Unprecedented European Central Bank Rate Hike Sets New Records

President of the European Central Bank (ECB) Christine Lagarde gestures as she addresses a press conference following the meeting of the governing council of the ECB in Frankfurt am Main, western Germany, on July 27, 2023.

Daniel Roland | Afp | Getty Images

The European Central Bank (ECB) announced its 10th consecutive hike in its main interest rate on Thursday, prioritizing the fight against inflation over a weakened economy.

With this rate rise, the central bank’s main deposit facility has increased from -0.5% in June 2022 to a record 4%. The decision to hike rates is supported by upward revisions in newly published staff macroeconomic projections for the euro area, which now forecast inflation to average at 5.6% this year and 3.2% next year.

However, the ECB slightly lowered its medium-term forecast from 2.2% to 2.1%.

In a market-moving statement, the ECB indicated that further rate hikes may not occur at the moment.

“Based on its current assessment, the Governing Council considers that the key ECB interest rates have reached levels that, maintained for a sufficiently long duration, will make a substantial contribution to the timely return of inflation to the target,” the ECB stated.

“The Governing Council’s future decisions will ensure that the key ECB interest rates will be set at sufficiently restrictive levels for as long as necessary.”

The euro fell sharply in response to the announcement, trading at a three-month low against the U.S. dollar at $1.0686 at 3 p.m. Frankfurt time.

On the other hand, European stocks rallied, with the Stoxx 600 index rising by 1.1%.

As part of the rate hike, the ECB also increased the interest rates on its main refinancing operations and marginal lending facility by 25 basis points to 4.5% and 4.75%, respectively.

The ECB also reduced its economic growth projections for the euro area, with expected expansion rates of 0.7% in 2023, 1% in 2024, and 1.5% in 2025.

There was divided speculation among economists and analysts about the outcome of this September’s meeting, with some anticipating a rate hike and others wanting to wait for more certainty.

Inflation fears have been fueled by reports of tighter oil supply, higher prices, and wage growth. A Reuters article released on Wednesday, prior to the ECB’s projection announcement, stated that the ECB expects euro zone inflation to remain above 3% in 2024, further increasing expectations of a rate hike.

“Some [Governing Council] members did not draw the same conclusion, and some governors would have preferred to pause and reserve future decisions once more certainty, more intelligence, would have resulted from the passing of time and the impact of our many previous decisions,” commented ECB President Christine Lagarde.

Lagarde mentioned that the Governing Council remains dependent on data for future decisions and emphasized that rates at current levels would contribute significantly to the fight against inflation.

Germany slump

Consumer price inflation in the euro area was 5.3% in August, the same level as core inflation (which excludes food and energy costs).

Germany, the largest economy in Europe, has been experiencing a continued decline in business sentiment and a decline in both services and manufacturing.

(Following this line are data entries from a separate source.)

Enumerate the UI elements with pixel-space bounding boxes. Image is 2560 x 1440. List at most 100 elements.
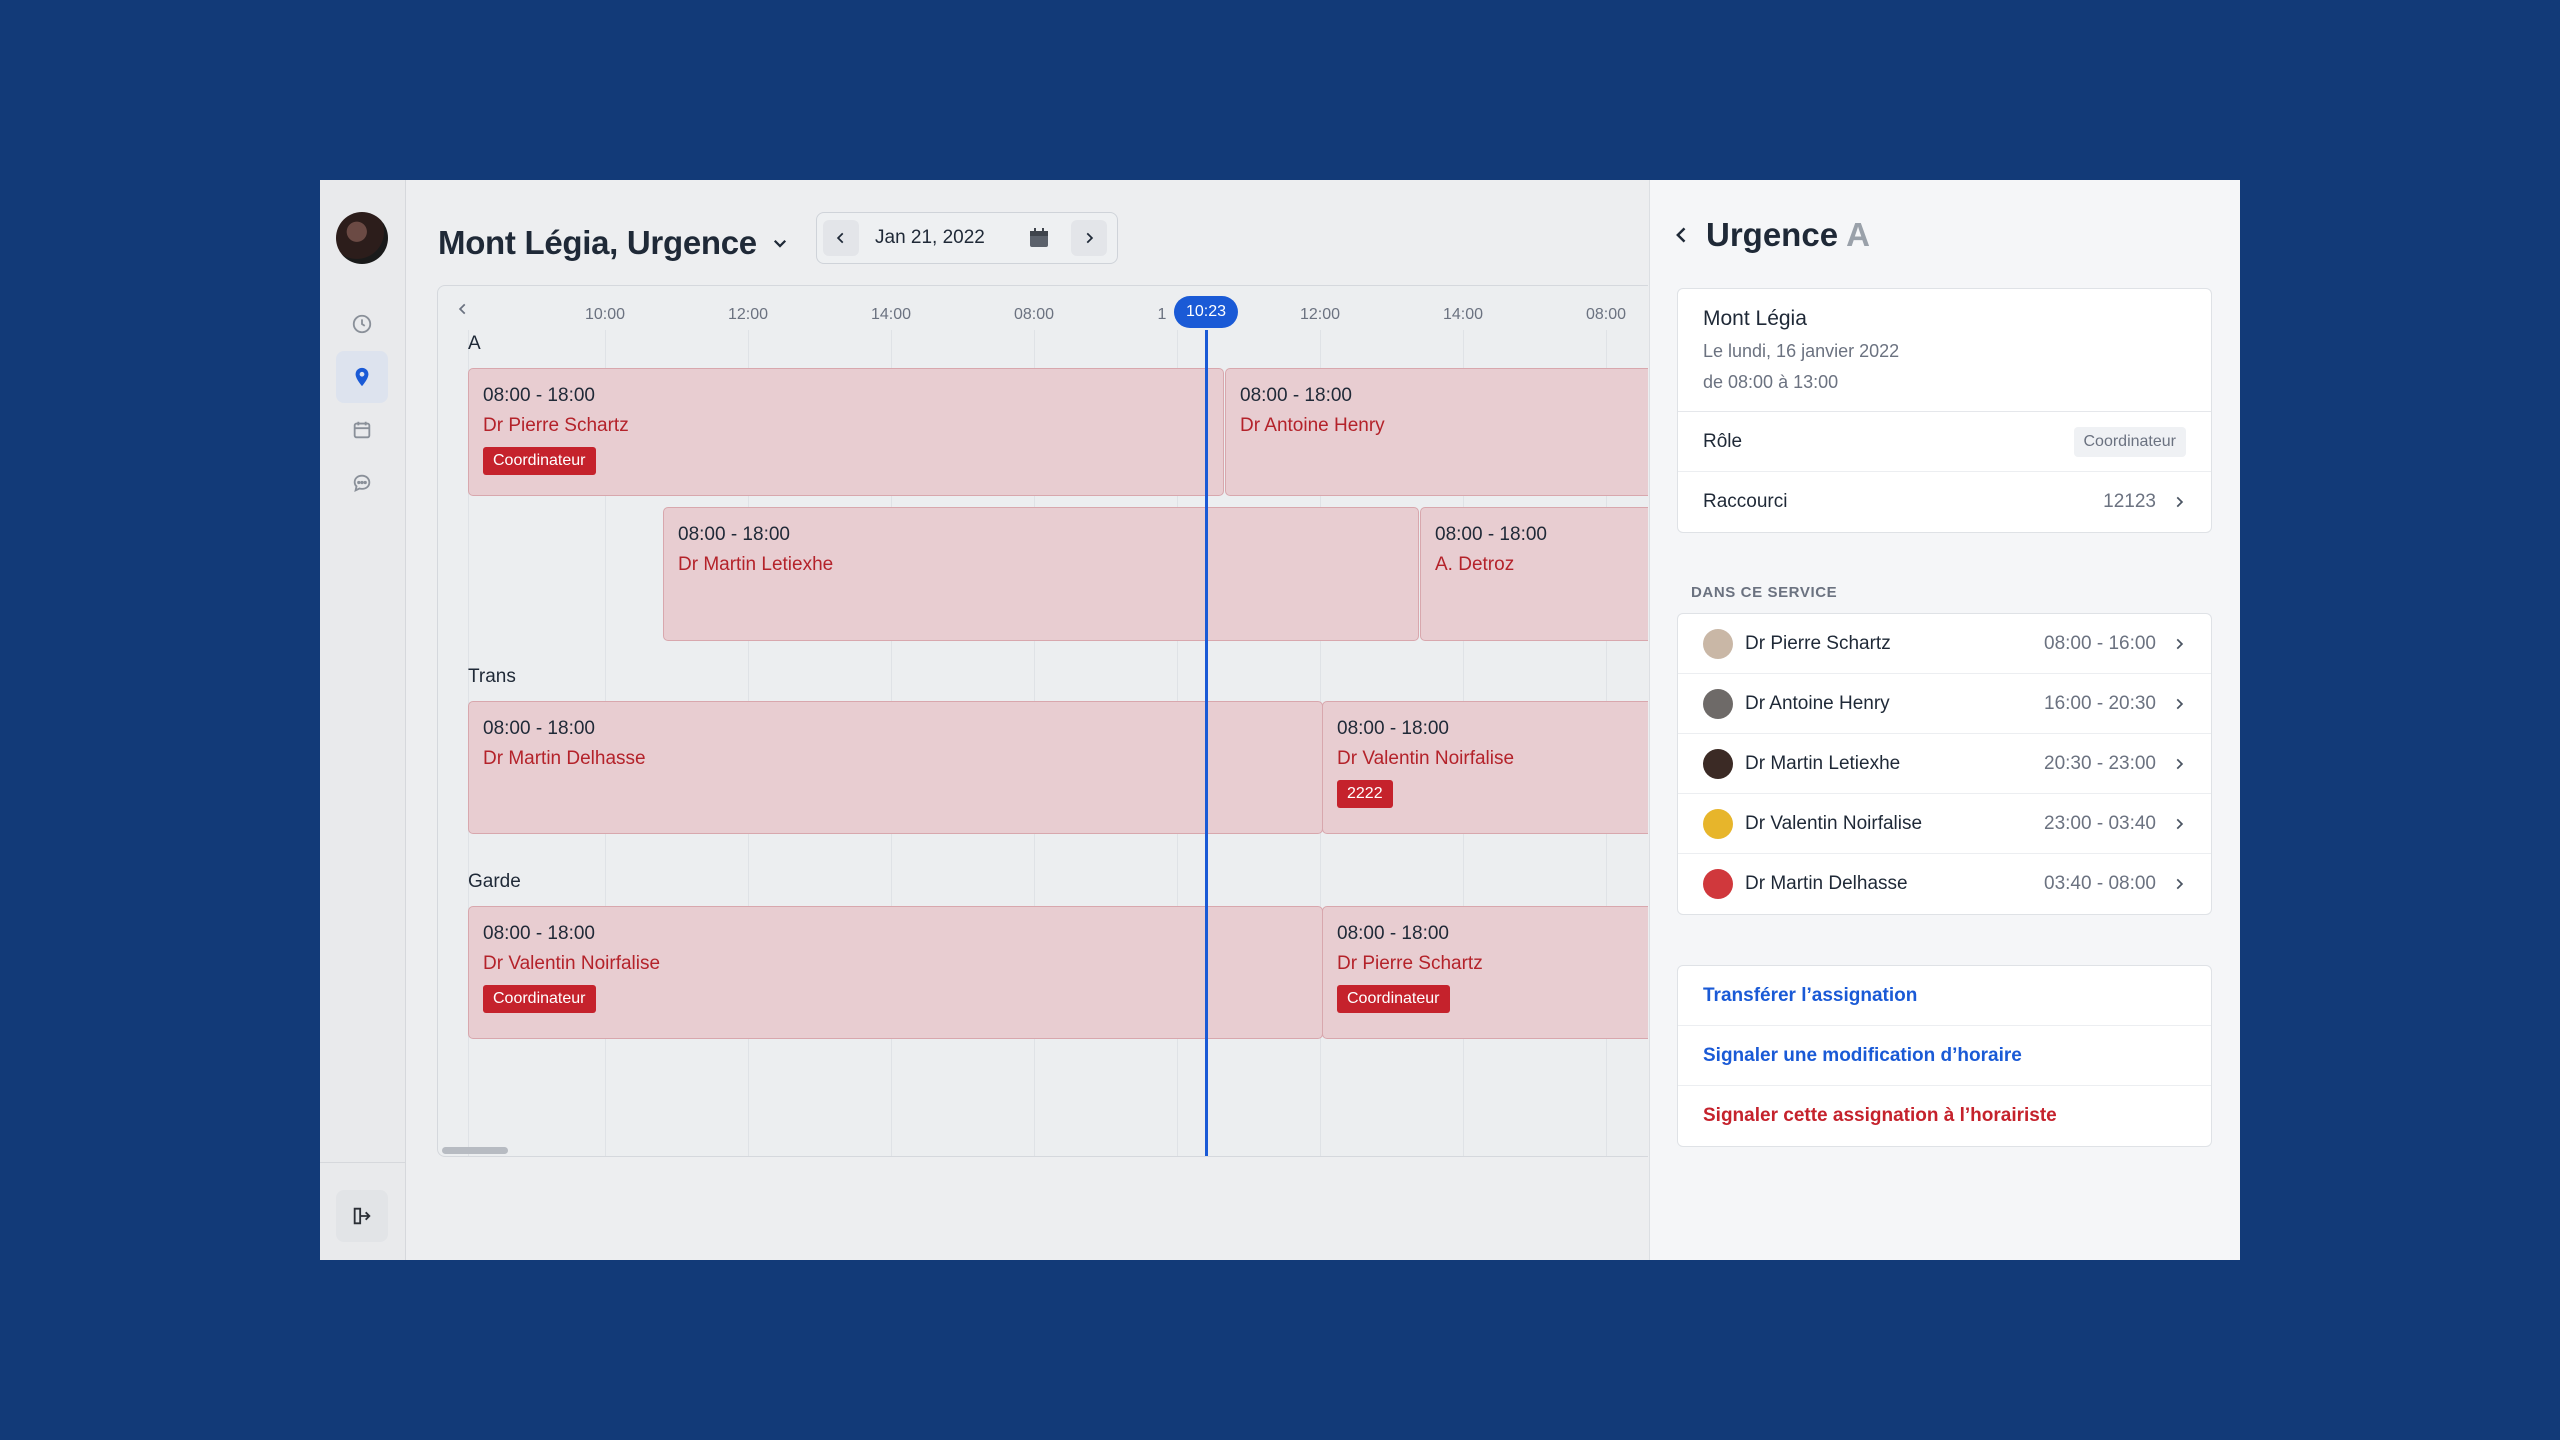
date-navigator: Jan 21, 2022 [816,212,1118,264]
avatar [1703,628,1733,659]
shift-block[interactable]: 08:00 - 18:00 Dr Martin Letiexhe [663,507,1419,641]
person-name: Dr Valentin Noirfalise [1745,812,1923,834]
shift-time: 08:00 - 18:00 [483,718,595,739]
time-tick: 10:00 [584,306,626,323]
chevron-down-icon [773,239,786,248]
timeline-scroll-left-icon[interactable] [456,302,470,316]
report-to-scheduler-link[interactable]: Signaler cette assignation à l’horairist… [1678,1086,2211,1146]
page-title: Mont Légia, Urgence [438,224,757,261]
shift-time: 08:00 - 18:00 [1435,524,1547,545]
sidebar-item-locations[interactable] [336,351,388,403]
logout-button[interactable] [336,1190,388,1242]
avatar [1703,748,1733,779]
list-item[interactable]: Dr Martin Letiexhe 20:30 - 23:00 [1678,734,2211,794]
shift-doctor-name: Dr Valentin Noirfalise [1337,748,1515,769]
person-name: Dr Antoine Henry [1745,692,1890,714]
app-window: Mont Légia, Urgence Jan 21, 2022 10:00 1… [320,180,2240,1260]
shift-block[interactable]: 08:00 - 18:00 Dr Martin Delhasse [468,701,1323,834]
coordinator-badge: Coordinateur [1337,985,1450,1013]
assignment-actions: Transférer l’assignation Signaler une mo… [1677,965,2212,1147]
previous-day-button[interactable] [823,220,859,256]
current-date[interactable]: Jan 21, 2022 [875,227,1015,249]
group-label: Garde [468,871,521,892]
time-tick: 12:00 [1299,306,1341,323]
location-pin-icon [355,367,369,387]
current-time-line [1205,330,1208,1156]
shift-time: 08:00 - 18:00 [678,524,790,545]
assignment-time: de 08:00 à 13:00 [1703,372,1839,392]
list-item[interactable]: Dr Antoine Henry 16:00 - 20:30 [1678,674,2211,734]
time-tick: 08:00 [1013,306,1055,323]
back-chevron-icon[interactable] [1672,225,1692,245]
shift-doctor-name: Dr Antoine Henry [1240,415,1385,436]
chat-bubble-icon [353,474,371,492]
panel-title: Urgence [1706,216,1839,253]
person-hours: 16:00 - 20:30 [2044,692,2156,714]
sidebar-item-messages[interactable] [336,457,388,509]
shift-time: 08:00 - 18:00 [1337,718,1449,739]
logout-icon [353,1207,371,1225]
clock-icon [352,314,372,334]
chevron-right-icon [2176,638,2184,649]
assignment-date: Le lundi, 16 janvier 2022 [1703,341,1900,361]
location-selector[interactable]: Mont Légia, Urgence [438,216,789,270]
assignment-summary: Mont Légia Le lundi, 16 janvier 2022 de … [1678,289,2211,412]
shift-block[interactable]: 08:00 - 18:00 Dr Pierre Schartz Coordina… [468,368,1224,496]
time-tick: 14:00 [870,306,912,323]
horizontal-scrollbar[interactable] [442,1147,508,1154]
avatar [1703,869,1733,899]
time-tick: 12:00 [727,306,769,323]
list-item[interactable]: Dr Pierre Schartz 08:00 - 16:00 [1678,614,2211,674]
avatar [1703,688,1733,719]
group-label: Trans [468,666,516,687]
role-label: Rôle [1703,430,1743,452]
person-hours: 08:00 - 16:00 [2044,632,2156,654]
service-people-list: Dr Pierre Schartz 08:00 - 16:00 Dr Antoi… [1677,613,2212,915]
transfer-assignment-link[interactable]: Transférer l’assignation [1678,966,2211,1026]
next-day-button[interactable] [1071,220,1107,256]
coordinator-badge: Coordinateur [483,447,596,475]
rail-divider [320,1162,405,1163]
time-tick: 08:00 [1585,306,1627,323]
shift-time: 08:00 - 18:00 [483,385,595,406]
person-hours: 20:30 - 23:00 [2044,752,2156,774]
avatar [1703,808,1733,839]
shift-doctor-name: Dr Pierre Schartz [483,415,629,436]
shortcut-badge: 2222 [1337,780,1393,808]
sidebar-item-history[interactable] [336,298,388,350]
panel-title-suffix: A [1846,216,1870,253]
chevron-right-icon [2176,878,2184,890]
person-hours: 03:40 - 08:00 [2044,873,2156,894]
calendar-picker-icon[interactable] [1027,226,1051,250]
shift-block[interactable]: 08:00 - 18:00 Dr Valentin Noirfalise Coo… [468,906,1323,1039]
chevron-right-icon [2176,496,2184,508]
assignment-location: Mont Légia [1703,307,1807,330]
report-schedule-change-link[interactable]: Signaler une modification d’horaire [1678,1026,2211,1086]
person-name: Dr Pierre Schartz [1745,632,1891,654]
shift-doctor-name: Dr Martin Delhasse [483,748,646,769]
role-tag: Coordinateur [2073,426,2186,457]
sidebar-item-calendar[interactable] [336,404,388,456]
shift-doctor-name: A. Detroz [1435,554,1515,575]
shortcut-row[interactable]: Raccourci 12123 [1678,472,2211,532]
shift-block[interactable]: 08:00 - 18:00 A. Detroz [1420,507,1648,641]
person-hours: 23:00 - 03:40 [2044,812,2156,834]
shift-block[interactable]: 08:00 - 18:00 Dr Valentin Noirfalise 222… [1322,701,1648,834]
shortcut-label: Raccourci [1703,491,1788,512]
shortcut-value: 12123 [2103,491,2156,512]
shift-doctor-name: Dr Martin Letiexhe [678,554,834,575]
time-tick: 1 [1157,306,1167,323]
group-label: A [468,333,481,354]
shift-time: 08:00 - 18:00 [483,923,595,944]
user-avatar[interactable] [336,212,388,264]
shift-doctor-name: Dr Pierre Schartz [1337,953,1483,974]
list-item[interactable]: Dr Valentin Noirfalise 23:00 - 03:40 [1678,794,2211,854]
shift-block[interactable]: 08:00 - 18:00 Dr Pierre Schartz Coordina… [1322,906,1648,1039]
list-item[interactable]: Dr Martin Delhasse 03:40 - 08:00 [1678,854,2211,914]
panel-header: Urgence A [1672,216,1870,254]
current-time-indicator: 10:23 [1173,296,1239,328]
time-tick: 14:00 [1442,306,1484,323]
shift-time: 08:00 - 18:00 [1337,923,1449,944]
chevron-right-icon [2176,758,2184,769]
shift-block[interactable]: 08:00 - 18:00 Dr Antoine Henry [1225,368,1648,496]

Predictions show that Germany is the only major European economy expected to contract this year. The wider picture is also pessimistic, as euro zone business activity reached its lowest level since November 2020 in August.

Peter Schaffrik, Chief European Macro Strategist at RBC Capital Markets, highlighted that market attention will not be solely on the rate hike, but also on the language used by the ECB in its statement.

Schaffrik mentioned that focus will be on the 2025 inflation forecast, which was revised lower. Additionally, the descriptor of rates being maintained for a “sufficiently long duration” will indicate a flat path forward for quite some time.